Breast-Feeding and Thionamides
For many years, women were advised not to breast-feed if they were taking thionamides. These recommendations have now changed. The American Academy of Pediatrics does not consider treatment to be absolutely contraindicated in breast-feeding mothers.(1) After pregnancy, doses of thionamides often must be increased because of changes in the TSH receptor antibodies that cause increased thyroid hormone output, as discussed above. From acute (one-dose) studies of thionamide transfer, it has been estimated that a lactating mother treated with 200 mg PTU three times a day would pass 149 µg of PTU to her infant/day. For a 4-kg infant, this is equivalent to a daily dose of 3 mg in a 70-kg adult, which is negligible in terms of affecting thyroid function in the infant. Passage of MMI is 4-7 times higher in acute tests, yet does not appear to affect the infant's thyroid hormone levels significantly during chronic use of doses up to 20 mg/day.(17) The lower levels of PTU in breast milk probably result from the fact that PTU is more protein-bound and is also more ionized in serum than MMI, both factors contributing to less transfer into breast milk. PTU, therefore, tends to be more often used as the thionamide of choice in breast-feeding women.

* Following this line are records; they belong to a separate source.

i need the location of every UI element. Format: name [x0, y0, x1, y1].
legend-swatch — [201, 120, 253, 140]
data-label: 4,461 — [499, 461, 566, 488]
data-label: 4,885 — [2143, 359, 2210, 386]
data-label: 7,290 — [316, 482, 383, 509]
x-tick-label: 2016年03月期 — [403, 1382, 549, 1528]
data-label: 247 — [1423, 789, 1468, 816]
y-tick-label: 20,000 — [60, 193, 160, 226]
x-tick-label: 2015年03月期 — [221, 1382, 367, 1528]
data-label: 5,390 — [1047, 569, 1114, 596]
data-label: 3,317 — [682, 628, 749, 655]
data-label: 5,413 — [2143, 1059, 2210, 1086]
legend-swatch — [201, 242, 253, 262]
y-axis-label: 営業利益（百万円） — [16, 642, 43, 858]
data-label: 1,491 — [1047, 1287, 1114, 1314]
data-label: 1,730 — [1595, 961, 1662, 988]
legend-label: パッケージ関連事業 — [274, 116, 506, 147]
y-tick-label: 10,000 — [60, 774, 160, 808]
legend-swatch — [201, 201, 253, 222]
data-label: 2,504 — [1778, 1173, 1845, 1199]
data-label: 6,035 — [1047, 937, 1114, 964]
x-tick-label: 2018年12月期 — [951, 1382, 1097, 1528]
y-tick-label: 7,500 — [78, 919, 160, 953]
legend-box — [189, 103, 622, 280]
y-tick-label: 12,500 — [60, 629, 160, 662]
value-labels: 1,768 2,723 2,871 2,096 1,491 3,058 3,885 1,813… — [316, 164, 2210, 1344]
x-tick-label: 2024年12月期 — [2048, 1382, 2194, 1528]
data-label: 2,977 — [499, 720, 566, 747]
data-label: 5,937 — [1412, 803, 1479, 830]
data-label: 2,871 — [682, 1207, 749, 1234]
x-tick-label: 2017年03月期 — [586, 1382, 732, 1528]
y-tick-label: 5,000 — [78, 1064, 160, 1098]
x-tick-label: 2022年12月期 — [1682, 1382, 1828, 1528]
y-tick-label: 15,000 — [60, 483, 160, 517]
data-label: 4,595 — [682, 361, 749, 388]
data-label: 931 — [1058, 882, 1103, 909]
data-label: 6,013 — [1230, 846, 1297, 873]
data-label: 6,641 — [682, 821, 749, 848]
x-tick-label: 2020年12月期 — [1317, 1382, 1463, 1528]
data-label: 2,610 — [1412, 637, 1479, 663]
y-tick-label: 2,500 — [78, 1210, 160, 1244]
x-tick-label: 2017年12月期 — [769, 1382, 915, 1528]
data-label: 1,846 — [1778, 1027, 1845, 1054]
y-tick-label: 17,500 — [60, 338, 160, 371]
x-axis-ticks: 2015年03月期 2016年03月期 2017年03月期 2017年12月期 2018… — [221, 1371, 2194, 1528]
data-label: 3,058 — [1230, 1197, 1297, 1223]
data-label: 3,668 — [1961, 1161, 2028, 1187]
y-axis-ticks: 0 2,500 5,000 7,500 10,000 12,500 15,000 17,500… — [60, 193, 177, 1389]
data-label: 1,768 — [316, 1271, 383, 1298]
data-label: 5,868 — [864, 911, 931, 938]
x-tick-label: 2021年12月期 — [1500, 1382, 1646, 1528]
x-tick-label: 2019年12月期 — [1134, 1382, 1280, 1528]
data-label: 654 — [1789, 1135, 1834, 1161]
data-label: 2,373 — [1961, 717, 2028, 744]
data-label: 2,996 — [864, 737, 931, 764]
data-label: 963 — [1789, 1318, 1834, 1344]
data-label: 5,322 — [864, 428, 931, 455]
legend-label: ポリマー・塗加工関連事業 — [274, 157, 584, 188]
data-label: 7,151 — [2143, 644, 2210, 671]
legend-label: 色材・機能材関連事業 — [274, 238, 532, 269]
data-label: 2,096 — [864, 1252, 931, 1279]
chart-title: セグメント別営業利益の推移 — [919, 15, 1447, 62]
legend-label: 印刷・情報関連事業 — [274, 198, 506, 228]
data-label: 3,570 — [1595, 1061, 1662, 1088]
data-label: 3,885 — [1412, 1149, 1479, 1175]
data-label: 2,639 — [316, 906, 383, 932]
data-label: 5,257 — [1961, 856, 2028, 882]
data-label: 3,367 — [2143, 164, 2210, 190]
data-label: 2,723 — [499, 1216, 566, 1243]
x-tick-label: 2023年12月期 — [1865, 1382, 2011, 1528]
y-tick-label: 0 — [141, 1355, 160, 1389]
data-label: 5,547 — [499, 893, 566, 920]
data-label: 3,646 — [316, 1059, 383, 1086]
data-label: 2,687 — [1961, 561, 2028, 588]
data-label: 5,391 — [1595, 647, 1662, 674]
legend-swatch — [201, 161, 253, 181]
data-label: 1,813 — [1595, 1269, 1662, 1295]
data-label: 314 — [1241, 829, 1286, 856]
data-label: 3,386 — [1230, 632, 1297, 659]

While hyperthyroidism in pregnancy appears to be managed in optimal fashion on an empirical basis using accumulating information from a few large trials and numerous smaller reports, there still remains much to be learned about many details, including the role of mild transient hypothyroidism in the fetus. However, the vast majority of women with hyperthyroidism in pregnancy can expect a routine pregnancy and delivery if they are carefully followed throughout gestation. When, occasionally, problems occur, this is often in patients who missed early prenatal care or were undiagnosed during pregnancy. Breast-feeding is possible even on thionamides, thus normalizing this aspect of maternity and careful evaluation of the neonate will pick up the transient neonatal hyperthyroidism of Graves' disease and enable it to be managed appropriately.